Aber auch grauhaarige Herrschaften sind vertreten – wie beispielsweise der Franzose Charlemagne Palestine: Ein kleiner zerzauster Herr sitzt auf der Bühne, gekleidet mit pinkfarbener Hose, auf seinem bunten Hemd sind Hundewelpen abgedruckt, zu seiner Rechten liegt ein ganzer Haufen Kuscheltiere. Meditative Klänge dringen aus seinem Laptop, dazu reibt er sein Rotweinglas und macht Geräusche, eine Art Summen. Zunächst ist man vielleicht noch leicht belustigt, wird aber irgendwann von der Musik gefangen, gerät schließlich in einen fast meditativen Zustand und ist zum Schluss ganz ergriffen durch seine immer eindringlicher werdende Stimme.
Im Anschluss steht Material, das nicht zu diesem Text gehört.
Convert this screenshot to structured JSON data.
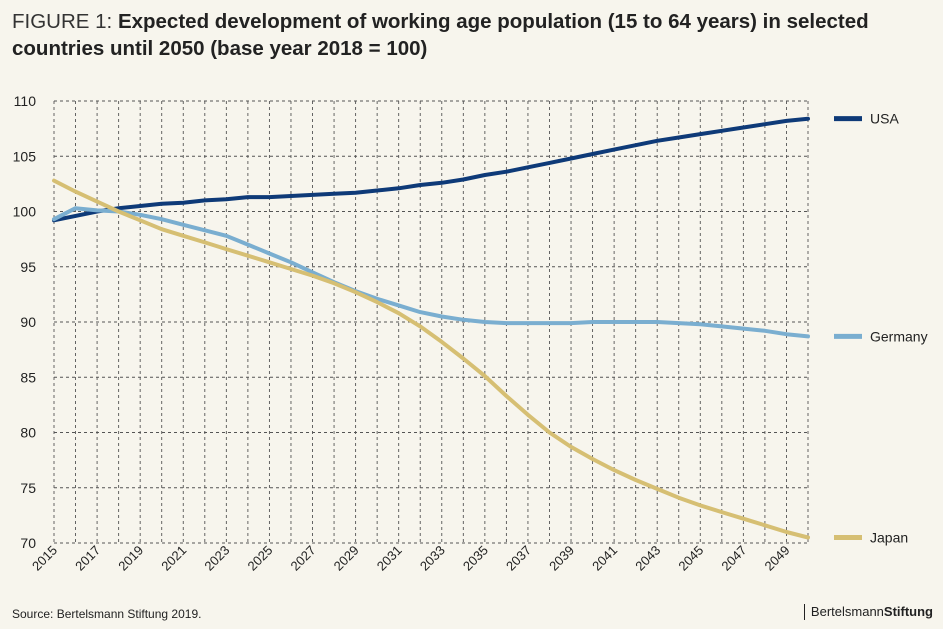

Alljährliche Highlights sind der Auftritt des Gastgebers selbst mit Faust & Friends und die Performance von Uwe Bastiansen (u.a. ehemals Abwärts), der als Stadtfischflex bei jedem Festival andere Musiker um sich schart. Großartig auch das fünfköpfige Hamburger Tumorchester und das norwegische Duo Psykisk Tortur. Unbedingt zu erwähnen ist auch der heimliche Star des Festivals: die sagenhaft deliziöse „Avantgarde-Wurst“, erzeugt vom ortsansässigen Metzger.

Enttäuschend hingegen der von den Einen als „weltbester Entertainer“ betitelte, von den Anderen als weltnervigster Selbstdarsteller empfunden: Zan „Bodycocktail“ Hoffman. Ein Teenager im Körper eines erwachsenen Mannes, der sich schon für das Aussteigen aus dem Taxi feiern lässt und nie ohne sein „Hello Kitty“-Handtuch unterwegs ist. Ein wenig unangenehm berührt auch Tonia Reeh, die (mit zugegebenermaßen beeindruckendem Organ zu virtuosem Klavierspiel) über einen Eimer voll Scheiße und das Auf und Ab beim Oralverkehr singt.

Aber vollkommen gleichgültig, ob etwas gefällt oder nicht, die Zuhörer begegnen sich hier gegenseitig sowie allen Künstlern mit dem gebührenden Respekt. „Three Days of Utopia“ lautet der Untertitel des Avantgarde Festivals – und tatsächlich verwandelt sich Pérons Bauernhof in Schiphorst während dieser Tage in eine kleine wunderbare Parallelwelt. Im kommenden Jahr feiert das Festival seinen zehnten Geburtstag und wir dürfen schon jetzt gespannt sein, womit Jean-Hervé uns zu diesem Anlass überraschen wird.